Durante la fase più critica dell’emergenza sanitaria da COVID-19, nel marzo 2020, il Governo italiano ha varato un decreto-legge per inasprire le sanzioni contro chi non rispettava i divieti di spostamento. La misura si rese necessaria per contrastare la diffusione del contagio, introducendo multe significativamente più elevate e modificando la natura stessa della sanzione, che passò da penale ad amministrativa.
Il nuovo quadro sanzionatorio del decreto-legge
Il decreto ha segnato un punto di svolta nella gestione delle violazioni alle norme di contenimento. In precedenza, chi veniva sorpreso a circolare senza un motivo valido era soggetto a una denuncia per l’inosservanza di un provvedimento dell’autorità, secondo l’articolo 650 del Codice Penale. Questa violazione, di natura contravvenzionale, prevedeva un’ammenda di 206 euro e la possibilità di estinguere il reato tramite oblazione, ovvero pagando una somma di denaro prestabilita.
Ritenendo tale sanzione un deterrente insufficiente, l’esecutivo ha introdotto una sanzione amministrativa pecuniaria molto più severa. L’importo della multa è stato fissato in una forbice compresa tra 400 e 3.000 euro, con l’obiettivo di scoraggiare in modo più efficace i comportamenti irresponsabili che potevano compromettere la salute pubblica.

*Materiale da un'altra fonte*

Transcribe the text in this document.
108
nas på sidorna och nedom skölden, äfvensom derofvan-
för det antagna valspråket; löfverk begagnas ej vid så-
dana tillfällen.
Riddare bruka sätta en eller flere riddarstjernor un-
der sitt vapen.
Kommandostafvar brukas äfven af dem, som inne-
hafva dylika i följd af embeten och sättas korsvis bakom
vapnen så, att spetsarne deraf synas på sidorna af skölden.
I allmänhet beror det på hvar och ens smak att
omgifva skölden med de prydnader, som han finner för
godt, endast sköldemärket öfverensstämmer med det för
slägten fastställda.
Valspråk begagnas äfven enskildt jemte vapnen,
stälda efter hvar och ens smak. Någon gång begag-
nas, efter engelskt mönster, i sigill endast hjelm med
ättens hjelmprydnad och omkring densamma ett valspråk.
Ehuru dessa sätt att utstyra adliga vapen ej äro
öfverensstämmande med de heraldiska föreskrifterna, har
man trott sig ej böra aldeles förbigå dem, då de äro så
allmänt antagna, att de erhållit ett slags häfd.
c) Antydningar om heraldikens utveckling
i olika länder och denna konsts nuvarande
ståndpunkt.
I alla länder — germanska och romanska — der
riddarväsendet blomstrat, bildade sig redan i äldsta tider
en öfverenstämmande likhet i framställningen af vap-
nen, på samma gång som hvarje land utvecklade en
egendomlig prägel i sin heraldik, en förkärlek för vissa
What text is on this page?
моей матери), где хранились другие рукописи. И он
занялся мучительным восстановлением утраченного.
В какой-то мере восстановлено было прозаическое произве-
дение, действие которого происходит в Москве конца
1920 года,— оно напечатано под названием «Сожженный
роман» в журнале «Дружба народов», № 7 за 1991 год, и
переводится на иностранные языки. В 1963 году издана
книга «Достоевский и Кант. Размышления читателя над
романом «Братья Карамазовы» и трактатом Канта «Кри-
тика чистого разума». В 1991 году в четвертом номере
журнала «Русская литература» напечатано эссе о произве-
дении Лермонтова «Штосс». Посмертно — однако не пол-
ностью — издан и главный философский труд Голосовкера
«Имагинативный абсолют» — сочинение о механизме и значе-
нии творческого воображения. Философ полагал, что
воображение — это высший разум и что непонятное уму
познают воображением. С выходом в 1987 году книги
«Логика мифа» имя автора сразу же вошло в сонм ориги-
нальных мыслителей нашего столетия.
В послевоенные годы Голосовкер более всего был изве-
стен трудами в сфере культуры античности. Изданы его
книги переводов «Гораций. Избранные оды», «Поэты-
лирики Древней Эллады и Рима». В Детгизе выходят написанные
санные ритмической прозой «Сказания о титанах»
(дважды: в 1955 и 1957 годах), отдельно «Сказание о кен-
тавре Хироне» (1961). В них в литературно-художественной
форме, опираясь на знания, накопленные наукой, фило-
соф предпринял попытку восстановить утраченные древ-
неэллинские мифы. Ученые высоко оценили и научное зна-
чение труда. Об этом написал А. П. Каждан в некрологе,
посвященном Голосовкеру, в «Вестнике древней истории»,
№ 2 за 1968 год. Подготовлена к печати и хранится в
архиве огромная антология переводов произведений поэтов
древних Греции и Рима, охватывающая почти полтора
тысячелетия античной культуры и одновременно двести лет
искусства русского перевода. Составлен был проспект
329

Cosa cambiava per chi si spostava senza motivo
Per i cittadini, il cambiamento è stato sostanziale. Qualsiasi spostamento non giustificato da comprovate esigenze lavorative, situazioni di necessità o motivi di salute diventava passibile di una sanzione economica molto più pesante. Le principali novità introdotte dal provvedimento possono essere così riassunte:
- Sanzione amministrativa: La violazione delle norme sugli spostamenti non costituiva più un reato, ma un illecito amministrativo.
- Importo della multa: La sanzione pecuniaria andava da un minimo di 400 a un massimo di 3.000 euro.
- Aggravante per l’uso di veicoli: Se la violazione veniva commessa utilizzando un veicolo, la sanzione poteva essere aumentata fino a un terzo.
- Nessuna confisca del veicolo: A differenza di quanto ipotizzato in un primo momento, il decreto ha escluso la possibilità di procedere al sequestro o alla confisca del mezzo utilizzato per lo spostamento illecito.
Il coordinamento tra Stato e Regioni
Oltre a inasprire le multe, il decreto-legge del marzo 2020 ha avuto anche il merito di definire con maggiore chiarezza i rapporti tra le misure adottate a livello nazionale e le ordinanze emanate dalle singole Regioni. Pur stabilendo una cornice normativa unica e valida per tutto il territorio italiano, il provvedimento ha concesso ai Presidenti di Regione e delle Province autonome la facoltà di adottare misure ancora più restrittive. Questa flessibilità era pensata per rispondere in modo mirato alle specifiche situazioni di aggravamento del rischio sanitario a livello locale, garantendo un’azione coordinata ma adattabile alle diverse realtà territoriali.
Implicazioni pratiche per i cittadini
L’introduzione di queste sanzioni ha avuto un impatto diretto e immediato sulla vita quotidiana delle persone. La principale conseguenza era l’aumento esponenziale del rischio economico in caso di controlli da parte delle forze dell’ordine. Diventava quindi fondamentale uscire di casa solo per motivi validi e documentabili, portando sempre con sé il modulo di autocertificazione debitamente compilato. Sebbene ogni sanzione amministrativa possa essere legalmente contestata, il contesto di emergenza sanitaria rendeva essenziale attenersi scrupolosamente alle regole per tutelare la salute collettiva e, al tempo stesso, evitare multe onerose.